Mansfield moved to Brattleboro in 1978 and has resided in this area for over thirty-five years. Brattleboro has been a tremendous inspiration for her to continue her life’s journey in art. She has exhibited at the River Garden, Brattleboro Memorial Hospital and recently at Baskets Book Store in Brattleboro.
Many of her paintings are in private collections throughout the United States. Mansfield’s watercolor artwork is currently displayed in the Oncology Department at Brattleboro Memorial Hospital, where she is employed. She states that her artwork encourages her to relax and enjoy life’s pleasures – if she can make just one person smile, relax and enjoy her artwork, the return to her is priceless.

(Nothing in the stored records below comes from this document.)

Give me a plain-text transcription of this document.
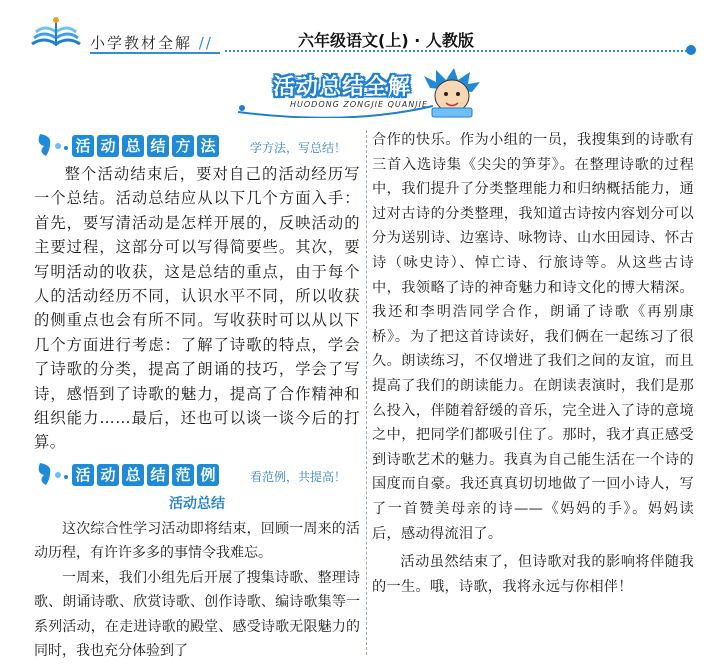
小学教材全解 //	六年级语文(上) · 人教版
活动总结全解
HUODONG ZONGJIE QUANJIE
活 动 总 结 方 法	学方法，写总结！

整个活动结束后，要对自己的活动经历写一个总结。活动总结应从以下几个方面入手：首先，要写清活动是怎样开展的，反映活动的主要过程，这部分可以写得简要些。其次，要写明活动的收获，这是总结的重点，由于每个人的活动经历不同，认识水平不同，所以收获的侧重点也会有所不同。写收获时可以从以下几个方面进行考虑：了解了诗歌的特点，学会了诗歌的分类，提高了朗诵的技巧，学会了写诗，感悟到了诗歌的魅力，提高了合作精神和组织能力……最后，还也可以谈一谈今后的打算。

活 动 总 结 范 例	看范例，共提高！
活动总结

这次综合性学习活动即将结束，回顾一周来的活动历程，有许许多多的事情令我难忘。

一周来，我们小组先后开展了搜集诗歌、整理诗歌、朗诵诗歌、欣赏诗歌、创作诗歌、编诗歌集等一系列活动，在走进诗歌的殿堂、感受诗歌无限魅力的同时，我也充分体验到了

合作的快乐。作为小组的一员，我搜集到的诗歌有三首入选诗集《尖尖的笋芽》。在整理诗歌的过程中，我们提升了分类整理能力和归纳概括能力，通过对古诗的分类整理，我知道古诗按内容划分可以分为送别诗、边塞诗、咏物诗、山水田园诗、怀古诗（咏史诗）、悼亡诗、行旅诗等。从这些古诗中，我领略了诗的神奇魅力和诗文化的博大精深。我还和李明浩同学合作，朗诵了诗歌《再别康桥》。为了把这首诗读好，我们俩在一起练习了很久。朗读练习，不仅增进了我们之间的友谊，而且提高了我们的朗读能力。在朗读表演时，我们是那么投入，伴随着舒缓的音乐，完全进入了诗的意境之中，把同学们都吸引住了。那时，我才真正感受到诗歌艺术的魅力。我真为自己能生活在一个诗的国度而自豪。我还真真切切地做了一回小诗人，写了一首赞美母亲的诗——《妈妈的手》。妈妈读后，感动得流泪了。

活动虽然结束了，但诗歌对我的影响将伴随我的一生。哦，诗歌，我将永远与你相伴！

Terry Hauptman’s Songline Scrolls: The Singing of the Soul is the Nature of Art, Herself, radiate with imagination and formal power braiding cultures with innovative energy, imaginative cultural diversity and singular vision.
The Songline Scrolls illuminate how light travels through the body resonating as dynamic black bands outline internal ambers in figurative forms. These spiral paintings ask the deep questions. What is woman? What is man? Hauptman responds by seeking harmonies’ dark chambers and dissonances, bridging cultures and braiding traditions. Envisioning her work is to feel the rhythmic contours of ecstatic dance, hear the figurative chorus of the world’s songs and to bask in the turquoise, purple and gold emanations of color from a deep resonant black ground. Hauptman’s love of intertwined spirals and knots, the rhythmic interlinking of curves amidst the play of contraries set the scrolls in motion. These painted Scrolls of Fire break traditional boundaries having figures dance through the dimensions of the paper, their visual music representing one continuous glyph.